Em todo movimento para formação do saber de si, o espírito trabalha imerso em sua história real, que termina quando o espírito alcança o elemento puro de sua existência, como conceito de ser-aí absoluto. Assim surge a ciência que faz o movimento da forma pura deste conceito para a consciência. Entretanto, para superar a alienação inicial convém que sucessivas etapas de conscientização ocorram até que o espírito possa recomeçar sua formação plena a partir de si mesmo no estágio mais elevado de seu progresso. Da perspectiva de um ser livre, mas contingente, a história é a ciência do saber verdadeiro, onde o espírito absoluto, no final, se encontra e acaba na "realidade, verdade e certeza de seu trono, sem o qual o espírito absoluto seria a solidão sem vida" (5).

Em sua Lógica, Hegel alia todo esse movimento histórico de conhecimento do espírito em si mesmo à evolução de uma contínua alternância de oposições que se unem e reconciliam. As contradições do mundo manifestam-se como contradições do espírito. Tese e antítese enfrentam-se para formar uma nova síntese e assim por diante até que o movimento termine no desvelamento de toda realidade, ao final. A unidade reconciliadora que encerra esse movimento dialético aparece então no fim da história que é a realização completa do espírito absoluto.

Do Subjetivo ao Absoluto

Uma vez que seja iniciada a caminhada para atingir o autoconhecimento, diversas fases de conscientização - Consciência, Consciência de Si, Razão - deverão ser ultrapassadas até que a razão compreenda o mundo em torno tal como ele é e a sua própria existência. Contudo, a fenomenologia que formou primeiro o espírito subjetivo necessita realizar sua plena liberdade na instância cultural que reúne a produção e o trabalho que transformam a natureza em uma natureza humana. Deve avançar o espírito subjetivo até o espírito objetivo que está no seio da sociedade e do Estado, onde realiza sua liberdade que é também sua verdade última. Em sua conscientização como parte do mundo e da sociedade de seres autodeterminados e autoconscientes, que assim se reconhecem, a realização plena de um ideal vem quando a própria razão livre é capaz de conhecer a si mesma e o mundo como criação.

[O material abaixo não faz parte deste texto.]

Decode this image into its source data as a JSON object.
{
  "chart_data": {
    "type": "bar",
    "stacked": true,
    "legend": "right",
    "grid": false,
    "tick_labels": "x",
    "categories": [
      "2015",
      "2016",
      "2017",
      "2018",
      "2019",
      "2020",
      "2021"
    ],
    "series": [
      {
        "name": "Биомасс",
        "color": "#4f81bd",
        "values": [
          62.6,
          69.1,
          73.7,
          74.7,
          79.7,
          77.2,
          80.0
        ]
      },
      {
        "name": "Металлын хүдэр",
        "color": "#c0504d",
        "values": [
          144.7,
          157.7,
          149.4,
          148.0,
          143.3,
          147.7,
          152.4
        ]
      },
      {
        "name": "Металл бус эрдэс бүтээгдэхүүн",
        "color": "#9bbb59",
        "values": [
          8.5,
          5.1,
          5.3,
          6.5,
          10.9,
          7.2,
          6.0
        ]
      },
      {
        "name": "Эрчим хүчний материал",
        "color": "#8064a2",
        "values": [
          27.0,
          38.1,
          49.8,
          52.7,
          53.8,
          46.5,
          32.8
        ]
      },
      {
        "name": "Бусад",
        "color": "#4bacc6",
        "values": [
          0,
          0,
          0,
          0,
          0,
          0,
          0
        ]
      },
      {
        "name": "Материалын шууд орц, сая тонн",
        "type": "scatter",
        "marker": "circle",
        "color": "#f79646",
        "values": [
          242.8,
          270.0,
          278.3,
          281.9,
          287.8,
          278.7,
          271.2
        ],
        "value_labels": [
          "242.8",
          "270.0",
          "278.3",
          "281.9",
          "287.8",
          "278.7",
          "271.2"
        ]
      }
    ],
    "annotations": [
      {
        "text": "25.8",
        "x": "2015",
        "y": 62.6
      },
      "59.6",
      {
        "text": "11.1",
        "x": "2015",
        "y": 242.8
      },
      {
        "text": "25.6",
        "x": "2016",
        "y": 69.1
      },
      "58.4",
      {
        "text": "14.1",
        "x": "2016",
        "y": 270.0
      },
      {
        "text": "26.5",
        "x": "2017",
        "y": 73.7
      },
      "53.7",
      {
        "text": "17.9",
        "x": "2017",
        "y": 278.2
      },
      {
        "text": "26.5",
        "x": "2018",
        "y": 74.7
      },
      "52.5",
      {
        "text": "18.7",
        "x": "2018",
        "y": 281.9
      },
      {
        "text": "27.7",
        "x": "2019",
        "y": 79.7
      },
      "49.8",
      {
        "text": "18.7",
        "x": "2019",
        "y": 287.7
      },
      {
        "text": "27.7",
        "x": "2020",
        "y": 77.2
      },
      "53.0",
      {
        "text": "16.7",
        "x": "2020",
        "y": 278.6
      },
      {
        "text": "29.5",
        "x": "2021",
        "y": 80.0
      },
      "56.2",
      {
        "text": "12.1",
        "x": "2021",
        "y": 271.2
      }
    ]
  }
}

História e cultura encontram-se, assim, em Hegel para realizarem a transformação e superação da alienação inicial do sujeito. Da constituição de um Estado, onde o movimento cultural envolve todo o direito e a moralidade social, o espírito objetivo da Filosofia do Direito transcende dessa fase intermediária para um estágio final ao qual o espírito absoluto se reconhece como parte criadora do mundo. Por fim, o espírito absoluto, em sua fase superior de autocompreensão pode abarcar o sentido estético, a filosofia e a religião revelada como última tomada de sua consciência própria.

Como todos idealistas românticos alemães, Hegel partiu da difícil interpretação da crítica kantiana iniciada por Fichte. Porém, por causa de sua ênfase exagerada na crença de uma razão auto-suficiente, romperam os idealistas alemães as barreiras do dualismo imposto por Kant e procuraram reunir em um só patamar mais elevado a mente e a realidade. Destarte, ao sujeito racional, foi dado plenos poderes de transformação da natureza, segundo sua própria vontade ou determinação. Desde que alcançasse o conhecimento de si necessário para evitar a alienação, o homem poderia tomar o rumo da história em suas mãos. Essa fé cega no progresso e na capacidade de transformação do destino da humanidade contagiou, como praga que se alastra, todo o pensamento do século XIX, que teve entre socialistas e positivistas suas consequentes aberrações, causando sequelas indeléveis em todo século XX.